PML, untreated, is a fatal disease. Attempts to control the disease, over time, have involved three approaches: efforts to develop effective antiviral therapy; efforts to alter cellular uptake of JCV; and attempts to halt or reverse the disease by restoring host immune response.

Early studies of therapy for PML were hindered by the extraordinary rarity of the condition, precluding any sort of organized therapeutic trial; the lack of any imaging modality to allow presumptive diagnosis and early institution of treatment; the inability to make a specific virus diagnosis by any procedure short of brain biopsy; and the absence of any means of assessing response to therapy, other than clinical examination. In early individual case reports, treatment of PML with adenine arabinoside or acyclovir was unsuccessful; cytosine arabinoside therapy was associated with clinical improvement in some PML patients but, overall, was largely without benefit (75; 77).

The increase in the number of PML cases associated with AIDS provided both impetus and patient numbers for organized therapeutic trials. These trials were facilitated by the ability of MRI to provide provisional radiological diagnosis of PML and also by the ability of PCR to identify JCV within CSF or stereotactic brain biopsy and to quantitate viral burden of both HIV and JCV in CSF. To date, although there have been reports of improvement in individual case reports, no approach to treatment using antivirals has proven successful. This has included systemic and intrathecal cytosine arabinoside when used in AIDS patients, camptothecin, topotecan, and cidofovir used independently or in combination with ART (75; 118; 48; 77). Although Aksamit and colleagues treated 19 non-AIDS PML patients with intravenous cytosine arabinoside at 2 mg/kg for 5 days and observed neurologic stabilization or improvement in seven patients (02), further studies of cytosine arabinoside have not been carried out in non-AIDS patients. There are several reports of clinical improvement or stabilization in PML patients treated with mefloquine. However, a trial of the agent in PML was terminated early because of failure to document efficacy (39).

An alternative approach used both with and without antiviral treatment has employed agents such as mirtazapine, which binds to the serotonin receptor presumably used by JCV. Like mefloquine, there have been multiple case reports in which these agents have been thought to modify disease course. A review of the literature concerning this agent, however, failed to produce clear evidence that it alters disease course (92).

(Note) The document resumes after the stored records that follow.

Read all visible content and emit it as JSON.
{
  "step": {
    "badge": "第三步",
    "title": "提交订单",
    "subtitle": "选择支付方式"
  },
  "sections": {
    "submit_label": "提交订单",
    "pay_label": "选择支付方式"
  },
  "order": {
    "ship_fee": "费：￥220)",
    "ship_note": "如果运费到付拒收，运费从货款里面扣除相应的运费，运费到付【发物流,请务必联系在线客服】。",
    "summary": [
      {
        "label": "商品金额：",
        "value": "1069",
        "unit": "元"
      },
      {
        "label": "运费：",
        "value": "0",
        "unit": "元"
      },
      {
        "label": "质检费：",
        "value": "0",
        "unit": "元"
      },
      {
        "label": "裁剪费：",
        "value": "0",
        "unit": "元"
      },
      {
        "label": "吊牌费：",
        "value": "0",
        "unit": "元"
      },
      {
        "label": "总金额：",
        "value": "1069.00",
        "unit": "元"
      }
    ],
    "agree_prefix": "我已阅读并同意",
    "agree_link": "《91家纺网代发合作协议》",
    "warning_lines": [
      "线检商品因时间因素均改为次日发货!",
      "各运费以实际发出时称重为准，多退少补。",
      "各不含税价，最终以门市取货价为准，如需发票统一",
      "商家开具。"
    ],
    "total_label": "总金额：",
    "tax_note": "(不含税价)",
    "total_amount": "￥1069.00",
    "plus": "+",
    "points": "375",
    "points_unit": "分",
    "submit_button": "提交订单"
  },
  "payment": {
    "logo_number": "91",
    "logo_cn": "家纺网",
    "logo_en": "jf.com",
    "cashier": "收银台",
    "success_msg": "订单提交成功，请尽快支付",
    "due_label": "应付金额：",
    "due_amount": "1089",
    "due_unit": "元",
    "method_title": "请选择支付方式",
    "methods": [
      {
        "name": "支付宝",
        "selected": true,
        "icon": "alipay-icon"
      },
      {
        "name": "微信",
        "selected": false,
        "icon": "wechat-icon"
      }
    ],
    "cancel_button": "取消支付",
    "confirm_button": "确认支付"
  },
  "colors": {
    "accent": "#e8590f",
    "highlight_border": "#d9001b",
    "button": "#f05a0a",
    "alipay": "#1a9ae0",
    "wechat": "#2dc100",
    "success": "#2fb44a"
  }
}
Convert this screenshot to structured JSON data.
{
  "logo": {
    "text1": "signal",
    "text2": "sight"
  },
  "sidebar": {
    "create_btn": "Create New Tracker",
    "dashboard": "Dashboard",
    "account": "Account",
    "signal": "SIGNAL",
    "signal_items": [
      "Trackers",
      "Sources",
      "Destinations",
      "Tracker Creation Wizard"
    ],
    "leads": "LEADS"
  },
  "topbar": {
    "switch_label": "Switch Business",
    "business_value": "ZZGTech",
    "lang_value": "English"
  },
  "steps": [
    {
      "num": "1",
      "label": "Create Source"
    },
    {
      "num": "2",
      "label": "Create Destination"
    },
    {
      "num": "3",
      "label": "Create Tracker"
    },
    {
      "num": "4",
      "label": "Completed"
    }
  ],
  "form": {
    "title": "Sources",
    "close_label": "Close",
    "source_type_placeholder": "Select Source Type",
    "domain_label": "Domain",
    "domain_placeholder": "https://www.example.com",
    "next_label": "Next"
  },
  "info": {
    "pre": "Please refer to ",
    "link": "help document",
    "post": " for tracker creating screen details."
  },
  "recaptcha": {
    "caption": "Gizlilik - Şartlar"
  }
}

The most promising approach to the treatment of PML has involved measures to restore host immune response. This was first noted following restoration of CD4 counts in patients with AIDS following ART. Stabilization of PML in patients treated with natalizumab has been reported following discontinuation of the agents, with or without plasma exchange, or immunoadsorption to remove the agent from the circulation (112; 203; 38; 37; 207). The efficacy of these measures has not been clearly proven; however, literature review of 219 cases of natalizumab-associated PML treated with plasma exchange did not find evidence of therapeutic benefit (107), and a second study suggests that plasma exchange may be associated with a longer duration of PML-IRIS (158).

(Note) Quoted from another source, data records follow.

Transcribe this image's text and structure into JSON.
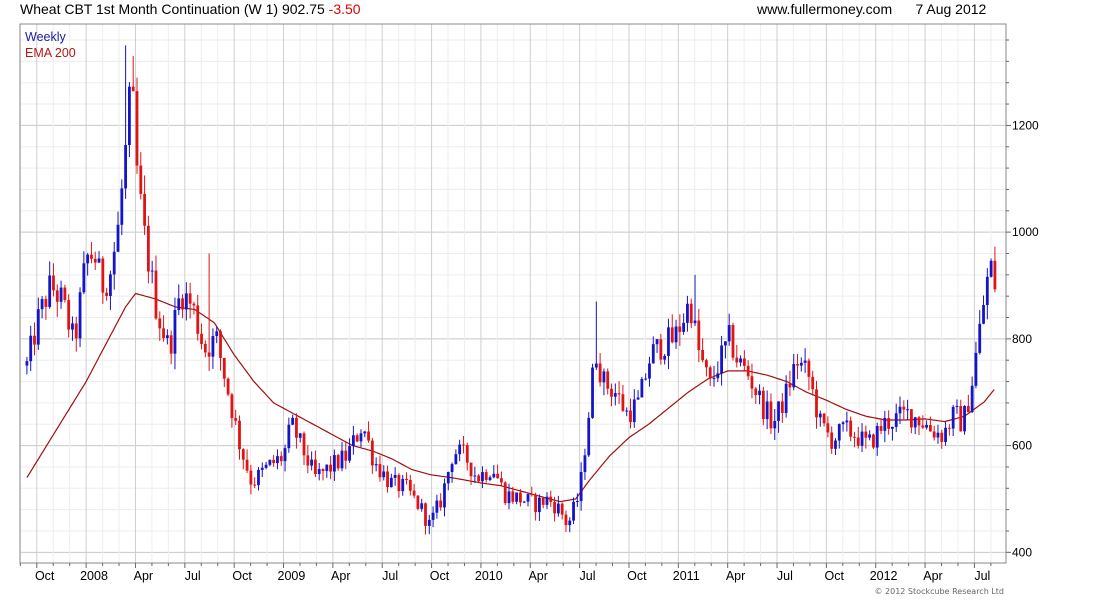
{
  "header": {
    "instrument": "Wheat CBT 1st Month Continuation (W 1) 902.75",
    "change": "-3.50",
    "site": "www.fullermoney.com",
    "date": "7 Aug 2012"
  },
  "legend": {
    "weekly": "Weekly",
    "ema": "EMA 200"
  },
  "copyright": "© 2012 Stockcube Research Ltd",
  "colors": {
    "up": "#1414c8",
    "down": "#e01414",
    "ema": "#a01010",
    "grid": "#d9d9d9"
  },
  "chart_data": {
    "type": "candlestick",
    "y_ticks": [
      "400",
      "600",
      "800",
      "1000",
      "1200"
    ],
    "x_labels": [
      "Oct",
      "2008",
      "Apr",
      "Jul",
      "Oct",
      "2009",
      "Apr",
      "Jul",
      "Oct",
      "2010",
      "Apr",
      "Jul",
      "Oct",
      "2011",
      "Apr",
      "Jul",
      "Oct",
      "2012",
      "Apr",
      "Jul"
    ],
    "ylim": [
      380,
      1390
    ],
    "price_anchors": [
      [
        2007.7,
        750
      ],
      [
        2007.76,
        840
      ],
      [
        2007.82,
        900
      ],
      [
        2007.88,
        870
      ],
      [
        2007.94,
        790
      ],
      [
        2008.0,
        950
      ],
      [
        2008.04,
        960
      ],
      [
        2008.08,
        900
      ],
      [
        2008.12,
        920
      ],
      [
        2008.16,
        1000
      ],
      [
        2008.2,
        1150
      ],
      [
        2008.23,
        1280
      ],
      [
        2008.26,
        1100
      ],
      [
        2008.3,
        980
      ],
      [
        2008.36,
        850
      ],
      [
        2008.42,
        780
      ],
      [
        2008.48,
        890
      ],
      [
        2008.54,
        860
      ],
      [
        2008.6,
        780
      ],
      [
        2008.66,
        800
      ],
      [
        2008.72,
        700
      ],
      [
        2008.78,
        600
      ],
      [
        2008.84,
        530
      ],
      [
        2008.92,
        560
      ],
      [
        2009.0,
        580
      ],
      [
        2009.04,
        640
      ],
      [
        2009.1,
        590
      ],
      [
        2009.16,
        540
      ],
      [
        2009.24,
        560
      ],
      [
        2009.32,
        580
      ],
      [
        2009.4,
        640
      ],
      [
        2009.46,
        570
      ],
      [
        2009.54,
        530
      ],
      [
        2009.62,
        520
      ],
      [
        2009.7,
        480
      ],
      [
        2009.74,
        450
      ],
      [
        2009.8,
        500
      ],
      [
        2009.86,
        590
      ],
      [
        2009.92,
        580
      ],
      [
        2009.98,
        540
      ],
      [
        2010.06,
        560
      ],
      [
        2010.12,
        510
      ],
      [
        2010.2,
        500
      ],
      [
        2010.28,
        490
      ],
      [
        2010.34,
        500
      ],
      [
        2010.4,
        480
      ],
      [
        2010.44,
        450
      ],
      [
        2010.5,
        510
      ],
      [
        2010.54,
        640
      ],
      [
        2010.58,
        780
      ],
      [
        2010.62,
        720
      ],
      [
        2010.68,
        700
      ],
      [
        2010.74,
        660
      ],
      [
        2010.8,
        680
      ],
      [
        2010.86,
        770
      ],
      [
        2010.92,
        790
      ],
      [
        2010.98,
        800
      ],
      [
        2011.06,
        870
      ],
      [
        2011.1,
        780
      ],
      [
        2011.16,
        710
      ],
      [
        2011.2,
        750
      ],
      [
        2011.26,
        800
      ],
      [
        2011.3,
        760
      ],
      [
        2011.36,
        730
      ],
      [
        2011.42,
        680
      ],
      [
        2011.48,
        640
      ],
      [
        2011.54,
        690
      ],
      [
        2011.6,
        760
      ],
      [
        2011.66,
        730
      ],
      [
        2011.72,
        640
      ],
      [
        2011.78,
        610
      ],
      [
        2011.84,
        630
      ],
      [
        2011.9,
        620
      ],
      [
        2011.96,
        600
      ],
      [
        2012.04,
        640
      ],
      [
        2012.1,
        650
      ],
      [
        2012.16,
        660
      ],
      [
        2012.22,
        650
      ],
      [
        2012.28,
        630
      ],
      [
        2012.34,
        620
      ],
      [
        2012.4,
        660
      ],
      [
        2012.44,
        640
      ],
      [
        2012.48,
        700
      ],
      [
        2012.52,
        800
      ],
      [
        2012.56,
        900
      ],
      [
        2012.58,
        940
      ],
      [
        2012.6,
        902.75
      ]
    ],
    "ema_anchors": [
      [
        2007.7,
        540
      ],
      [
        2007.8,
        600
      ],
      [
        2007.9,
        660
      ],
      [
        2008.0,
        720
      ],
      [
        2008.1,
        790
      ],
      [
        2008.2,
        860
      ],
      [
        2008.25,
        885
      ],
      [
        2008.35,
        875
      ],
      [
        2008.45,
        860
      ],
      [
        2008.55,
        855
      ],
      [
        2008.65,
        830
      ],
      [
        2008.75,
        770
      ],
      [
        2008.85,
        720
      ],
      [
        2008.95,
        680
      ],
      [
        2009.05,
        660
      ],
      [
        2009.15,
        640
      ],
      [
        2009.25,
        620
      ],
      [
        2009.35,
        600
      ],
      [
        2009.45,
        590
      ],
      [
        2009.55,
        575
      ],
      [
        2009.65,
        555
      ],
      [
        2009.75,
        545
      ],
      [
        2009.85,
        540
      ],
      [
        2010.0,
        530
      ],
      [
        2010.1,
        525
      ],
      [
        2010.2,
        515
      ],
      [
        2010.3,
        505
      ],
      [
        2010.4,
        495
      ],
      [
        2010.48,
        500
      ],
      [
        2010.55,
        535
      ],
      [
        2010.65,
        580
      ],
      [
        2010.75,
        615
      ],
      [
        2010.85,
        640
      ],
      [
        2010.95,
        670
      ],
      [
        2011.05,
        700
      ],
      [
        2011.15,
        725
      ],
      [
        2011.25,
        740
      ],
      [
        2011.35,
        740
      ],
      [
        2011.45,
        732
      ],
      [
        2011.55,
        720
      ],
      [
        2011.65,
        700
      ],
      [
        2011.75,
        685
      ],
      [
        2011.85,
        668
      ],
      [
        2011.95,
        655
      ],
      [
        2012.05,
        648
      ],
      [
        2012.15,
        648
      ],
      [
        2012.25,
        650
      ],
      [
        2012.35,
        645
      ],
      [
        2012.45,
        655
      ],
      [
        2012.55,
        682
      ],
      [
        2012.6,
        705
      ]
    ],
    "spikes": [
      [
        2008.2,
        1350
      ],
      [
        2008.23,
        1330
      ],
      [
        2008.62,
        960
      ],
      [
        2010.58,
        870
      ],
      [
        2011.08,
        920
      ]
    ]
  }
}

Three novel approaches have been employed to enhance host immune response in PML. In a retrospective series with natalizumab-associated PML treated with subcutaneous filgrastim (granulocyte-colony stimulating factor; G-CSF) with or without plasma exchange, Stefoski and colleagues reported 100% survival (171). A second approach, initially used by Muftuoglu and colleagues, has been to treat patients with BK virus-specific T lymphocytes. These investigators reported treating three immunosuppressed PML patients with ex vivo-expanded, partially HLA-matched, third-party-produced, cryopreserved BK virus-specific T cells (128). Donor-derived T cells could be detected in the CSF of all patients. In two patients, treatment was followed by alleviation of clinical signs and imaging changes, with clearing of JCV from the CSF. The other patient had reduction in viral load and stabilization of symptoms. Rubinstein and colleagues described the course of four younger patients who developed PML in the course of hematopoietic stem cell treatment and received third-party BKV-specific T cells (152). Of the four, one patient treated almost immediately after diagnosis was able to clear JCV from blood and cerebrospinal fluid, with resultant stabilization of neurologic decline. The other three patients, in whom treatment was initiated later in the course of PML, exhibited continued neurologic decline despite reduction in viral load (152).

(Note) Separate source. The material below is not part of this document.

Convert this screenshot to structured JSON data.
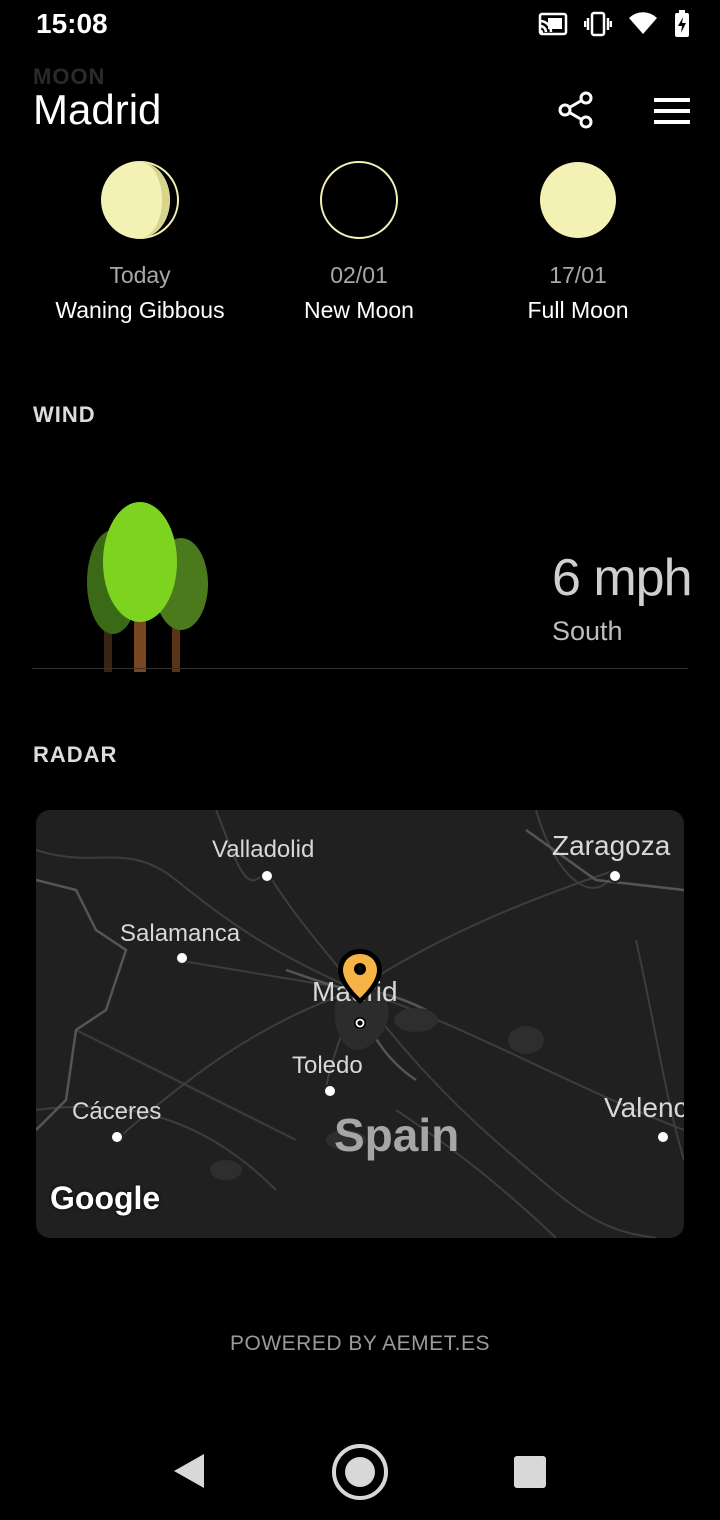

A third approach to enhancing host immune response has involved the use of immune checkpoint inhibitors (41). Cortese and associates treated eight PML patients, including patients both with and without HIV with pembrolizumab. The authors reported stabilization of disease and fall in viral load (43). In a single case study of a patient treated with pembrolizumab and interleukin 2 (IL-2), Goereci and colleagues reported clearance of JCV DNA from the CSF of a PML patient, accompanied by minimal clinical improvement (Goereci e al 2020). Mahler and colleagues have reported MRI stabilization in two PML patients treated with pembrolizumab and IL-2, one of whom exhibited marked clinical improvement (115). Walter and colleagues reported similar disease stabilization and fall in viral load following treatment with a second check point inhibitor, nivolumab (195). This patient, it should be noted, did not have an underlying disease and was not known to be immunocompromised. Volk and colleagues reported stabilization of PML in two of five patients treated with pembrolizumab (192). Although these early reports suggest possible therapeutic efficacy, it is clear that not all patients respond. Lambert and colleagues, in a literature review of 35 cases of PML treated with immune checkpoint inhibitors, found that a history of therapeutic immune suppression and the use of an immunosuppressive therapy at treatment initiation were significantly associated with a poor response (105).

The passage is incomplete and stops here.